My wife used a hair dryer this morning. Normally this is nothing worth to blog about, but after a night with not so much sleep (my child is getting several new teeth at once and I took care about it this night) the sound of the hair dryer was a bit annoying, even if I was already preparing me to go to work too.
At this point I suddenly noticed, that I can not remember to have seen a commercial of a hair dryer where a low noise sound pressure level is one of the important features. I also can not remember that someone things that this shall be changed. This is strange.
There is a lot of movement to make cars more silent. There is a lot of movement to limit the sound pressure level of portable music players (those where the music is consumed the most with headphones). There are rules about the sound pressure level at work. There are commercials which focus on the lack of loud noise from the dishwasher or the washing machine, but I can not remember to have seen putting the noise level of a hair dryer, a mixer, a vacuum or something similar as a major feature against a competition into a commercial.
When we are a bit late to go to work, my wife is sometimes using the air conditioning of the car as a hair dryer (we drive together, so no danger on the road), and this is producing enough airflow to dry the hairs while still not being as loud as a hair dryer. Yes, the airflow generates some noise which you can not prevent, and the fans are more far away from the ear than it is the case with a hair dryer (and it is not a low-class car), but if I look at the noise level of quiet fans in a PC, I am sure that it is possible to cut the noise pressure level of a hair dryer. No high-frequent noise from the motor of the fan and a blade and case design which provides a good airflow while reducing airflow-noise is possible.

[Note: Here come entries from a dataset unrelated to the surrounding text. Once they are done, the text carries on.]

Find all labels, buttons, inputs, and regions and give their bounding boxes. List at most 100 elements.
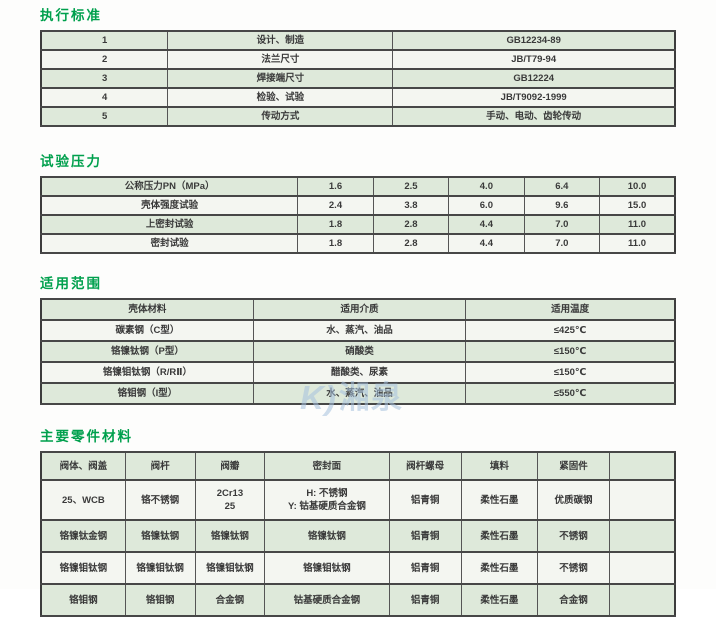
table-cell: GB12234-89 <box>392 30 676 51</box>
table-row: 铬镍钼钛钢 铬镍钼钛钢 铬镍钼钛钢 铬镍钼钛钢 铝青铜 柔性石墨 不锈钢 <box>40 551 676 585</box>
table-cell: 公称压力PN（MPa） <box>40 176 299 197</box>
table-cell: 碳素钢（C型） <box>40 319 254 342</box>
table-row: 碳素钢（C型） 水、蒸汽、油品 ≤425℃ <box>40 319 676 342</box>
table-cell: 铬镍钛金钢 <box>40 519 126 553</box>
table-cell: 铬镍钼钛钢（R/RⅡ） <box>40 361 254 384</box>
table-cell: 水、蒸汽、油品 <box>252 319 467 342</box>
table-cell: 11.0 <box>599 214 676 235</box>
table-cell: 4.4 <box>448 214 525 235</box>
table-cell: 传动方式 <box>167 106 394 127</box>
table-cell: 10.0 <box>599 176 676 197</box>
table-cell: 上密封试验 <box>40 214 299 235</box>
table-header-row: 阀体、阀盖 阀杆 阀瓣 密封面 阀杆螺母 填料 紧固件 <box>40 451 676 481</box>
table-cell: 1.8 <box>297 233 374 254</box>
table-cell: 铬镍钛钢（P型） <box>40 340 254 363</box>
table-cell <box>609 519 676 553</box>
test-pressure-table: 公称压力PN（MPa） 1.6 2.5 4.0 6.4 10.0 壳体强度试验 2.4 3.8 6… <box>40 176 676 254</box>
table-row: 密封试验 1.8 2.8 4.4 7.0 11.0 <box>40 233 676 254</box>
column-header: 阀体、阀盖 <box>40 451 126 481</box>
table-cell: 密封试验 <box>40 233 299 254</box>
table-cell: 3.8 <box>372 195 450 216</box>
table-cell: 铬镍钼钛钢 <box>264 551 390 585</box>
table-cell: 1.6 <box>297 176 374 197</box>
table-row: 3 焊接端尺寸 GB12224 <box>40 68 676 89</box>
table-cell: JB/T9092-1999 <box>392 87 676 108</box>
parts-material-table: 阀体、阀盖 阀杆 阀瓣 密封面 阀杆螺母 填料 紧固件 25、WCB 铬不锈钢 2Cr13 25 H… <box>40 451 676 617</box>
table-cell: 2.5 <box>372 176 450 197</box>
table-cell: 设计、制造 <box>167 30 394 51</box>
table-cell: GB12224 <box>392 68 676 89</box>
table-row: 铬钼钢（I型） 水、蒸汽、油品 ≤550℃ <box>40 382 676 405</box>
table-cell: 2Cr13 25 <box>194 479 266 521</box>
column-header: 填料 <box>460 451 538 481</box>
table-cell: 2.8 <box>372 233 450 254</box>
column-header: 壳体材料 <box>40 298 254 321</box>
table-cell: 法兰尺寸 <box>167 49 394 70</box>
table-row: 壳体强度试验 2.4 3.8 6.0 9.6 15.0 <box>40 195 676 216</box>
table-cell: JB/T79-94 <box>392 49 676 70</box>
table-cell <box>609 551 676 585</box>
section-title-application-range: 适用范围 <box>40 276 102 291</box>
table-cell: 柔性石墨 <box>460 479 538 521</box>
table-cell: 2 <box>40 49 169 70</box>
column-header <box>609 451 676 481</box>
table-cell: 铝青铜 <box>388 519 462 553</box>
table-cell: 6.4 <box>523 176 601 197</box>
section-title-standards: 执行标准 <box>40 8 102 23</box>
table-row: 25、WCB 铬不锈钢 2Cr13 25 H: 不锈钢 Y: 钴基硬质合金钢 铝青铜 柔性… <box>40 479 676 521</box>
table-cell: 壳体强度试验 <box>40 195 299 216</box>
table-cell: 铬不锈钢 <box>124 479 196 521</box>
table-cell: ≤550℃ <box>465 382 676 405</box>
table-cell: 铬镍钼钛钢 <box>40 551 126 585</box>
table-cell: H: 不锈钢 Y: 钴基硬质合金钢 <box>264 479 390 521</box>
table-cell: 柔性石墨 <box>460 519 538 553</box>
table-cell: 6.0 <box>448 195 525 216</box>
table-cell: 25、WCB <box>40 479 126 521</box>
table-row: 2 法兰尺寸 JB/T79-94 <box>40 49 676 70</box>
table-cell: 4.0 <box>448 176 525 197</box>
table-row: 上密封试验 1.8 2.8 4.4 7.0 11.0 <box>40 214 676 235</box>
column-header: 阀杆 <box>124 451 196 481</box>
table-header-row: 壳体材料 适用介质 适用温度 <box>40 298 676 321</box>
table-cell: 硝酸类 <box>252 340 467 363</box>
table-cell: 7.0 <box>523 233 601 254</box>
column-header: 适用介质 <box>252 298 467 321</box>
table-cell: 4.4 <box>448 233 525 254</box>
column-header: 适用温度 <box>465 298 676 321</box>
table-row: 公称压力PN（MPa） 1.6 2.5 4.0 6.4 10.0 <box>40 176 676 197</box>
table-row: 铬镍钛钢（P型） 硝酸类 ≤150℃ <box>40 340 676 363</box>
column-header: 阀杆螺母 <box>388 451 462 481</box>
standards-table: 1 设计、制造 GB12234-89 2 法兰尺寸 JB/T79-94 3 焊接端尺寸 GB12… <box>40 30 676 127</box>
table-cell: 铬钼钢（I型） <box>40 382 254 405</box>
table-cell: 检验、试验 <box>167 87 394 108</box>
table-cell: 不锈钢 <box>536 551 611 585</box>
table-cell: 柔性石墨 <box>460 551 538 585</box>
table-cell: ≤150℃ <box>465 340 676 363</box>
table-row: 铬镍钛金钢 铬镍钛钢 铬镍钛钢 铬镍钛钢 铝青铜 柔性石墨 不锈钢 <box>40 519 676 553</box>
column-header: 阀瓣 <box>194 451 266 481</box>
table-cell: 铬镍钼钛钢 <box>124 551 196 585</box>
table-cell: 醋酸类、尿素 <box>252 361 467 384</box>
page-content: 执行标准 1 设计、制造 GB12234-89 2 法兰尺寸 JB/T79-94 3 焊接端尺… <box>40 0 676 617</box>
table-cell: 铬镍钛钢 <box>194 519 266 553</box>
table-cell: 铬镍钛钢 <box>264 519 390 553</box>
table-cell: 2.4 <box>297 195 374 216</box>
table-cell: 3 <box>40 68 169 89</box>
table-cell: 铝青铜 <box>388 551 462 585</box>
table-cell: 铬镍钛钢 <box>124 519 196 553</box>
table-cell: 15.0 <box>599 195 676 216</box>
table-cell: 5 <box>40 106 169 127</box>
table-cell: 铬镍钼钛钢 <box>194 551 266 585</box>
table-cell: 手动、电动、齿轮传动 <box>392 106 676 127</box>
table-row: 5 传动方式 手动、电动、齿轮传动 <box>40 106 676 127</box>
table-cell: 优质碳钢 <box>536 479 611 521</box>
table-row: 4 检验、试验 JB/T9092-1999 <box>40 87 676 108</box>
table-cell: 不锈钢 <box>536 519 611 553</box>
table-cell: 11.0 <box>599 233 676 254</box>
table-cell: 铝青铜 <box>388 479 462 521</box>
table-cell <box>609 479 676 521</box>
table-cell: 7.0 <box>523 214 601 235</box>
table-row: 铬镍钼钛钢（R/RⅡ） 醋酸类、尿素 ≤150℃ <box>40 361 676 384</box>
table-cell: 9.6 <box>523 195 601 216</box>
table-cell: 1 <box>40 30 169 51</box>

As a hair dryer is a device which is not far away from ears, I am surprised that there is not more interest (at least in various technical standards-compliance definitions and tests required by the government) in this. Specially kids seem to agree that it is too loud.
Similar for a vacuum.
And while we are at it, my mother is known to bake good cakes, she is baking at least one cake per week and if there is some festivity (family, friends, neighbors) she is even baking 5 – 6 cakes in a week. As such she is not using a cheap mixer, she is using a quality product with a stable stand. Still, this device is making a lot of noise. A part of the noise is generated by the motor (high frequency, depends upon the speed of the mixer) and if you really want to speak about something, you better go out of the kitchen.
I know, devices with a reduced noise level a more expensive to create and build, but I can not really believe that nobody would we willing to spend money for such a device. So, if you know a marketing person of a manufacturer of such devices, please have a talk about a nice “our product is better than the one of the competition because it is more silent”-campaign with him/her.